Scène Ouverte

A new space dedicated to Eating Well


The Scène Ouverte is designed as a unique place for meeting and sharing ideas around fresh Foodservice talent and will feature three days of events organised by BON magazine (GOOD, in English), including a day of events in collaboration with Bleu Blanc Coeur called Chefs & Producers, followed by 2 days of culinary competitions.

The Scène Ouverte will serve as the meeting place for the most innovative equipment manufacturers, producers and numerous industry talents.


“In November, at EquipHotel, cooking becomes an experience to be imagined, experienced and tasted for the love of GOOD FOOD. This year, Scène Ouverte will create space for talking, creating, sharing, culinary performances and remarkable encounters with chefs"

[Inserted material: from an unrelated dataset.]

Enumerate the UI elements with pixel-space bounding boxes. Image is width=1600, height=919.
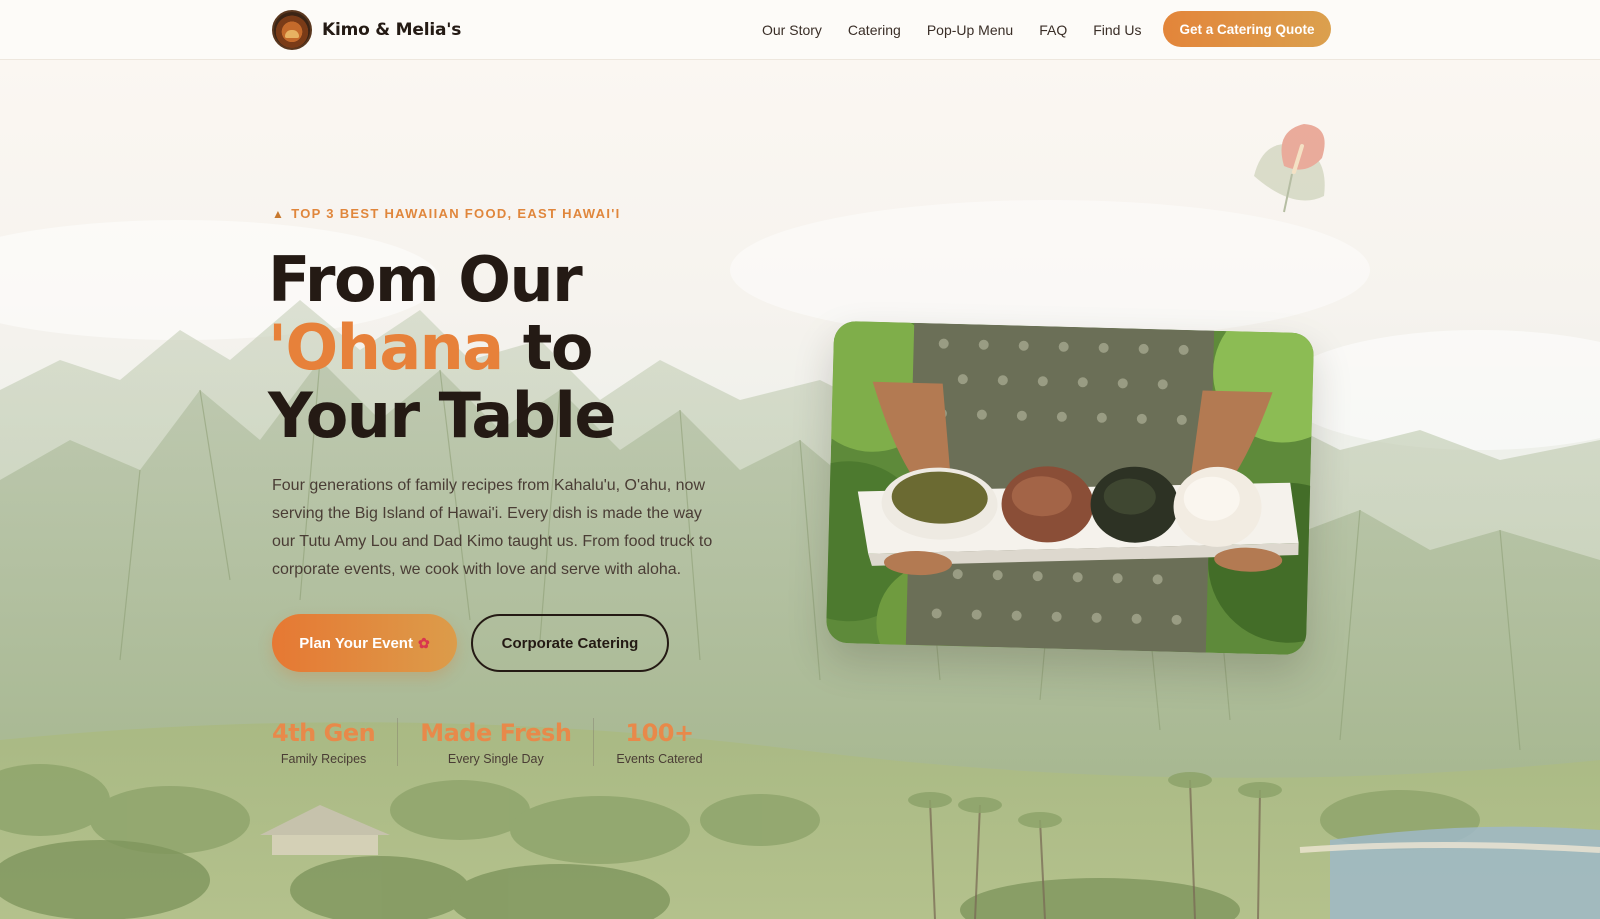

Thierry Marx, Michelin-starred chef, Founder of BON magazine and President of Umih

Programme

SUNDAY 3 NOV

"Home-made"

From North to South in a mouthful - with a selection of talented young chefs

MONDAY 4 NOV

Chefs and growers

with Bleu Blanc Coeur - orchestrated by ambassadors Guillaume Bouleau, a farmer, and Valérie Pons, a chef from Montauban

TUESDAY 5 NOV

African cuisine

with Congolese chef Dieuveil Malonga as guest star

On 6 and 7 November, the Scène Ouverte will be transformed to host the regional final of the Gargantua competition and the Cuisine Trophy of the Cuillère d'or competition respectively.

Daily highlights

On show opening

GOOD notes

When should you drink your coffee? How can you enjoy it like a vintage wine?


10:45am - 11:30am

GOOD discoveries

Time to talk about products, different types of cuisine, skills, techniques, sensations, and hear different points of view about what to eat and drink from professionals 


12:00 noon - 1:00pm

GOOD equipment

Focus on culinary tradition and innovative equipment. 

1:30pm - 2:15pm

GOOD professionals

A different perspective on the day-to-day lives of chefs and restaurant professionals. 


2:30pm - 5:00pm

GOOD shows

Culinary performances will pit talented young chefs, Cuisine Mode d'Emploi(s) apprentices and Michelin-starred personalities against each other to work their wonders with a product and culminate with a tasting finale. 


From 5:30pm

GOOD tips

Personalities - artists, creatives, and more - are invited to swop ideas with chefs and hospitality professionals, and share their culture, products, ideas and tips for “eating better” and “eating differently”.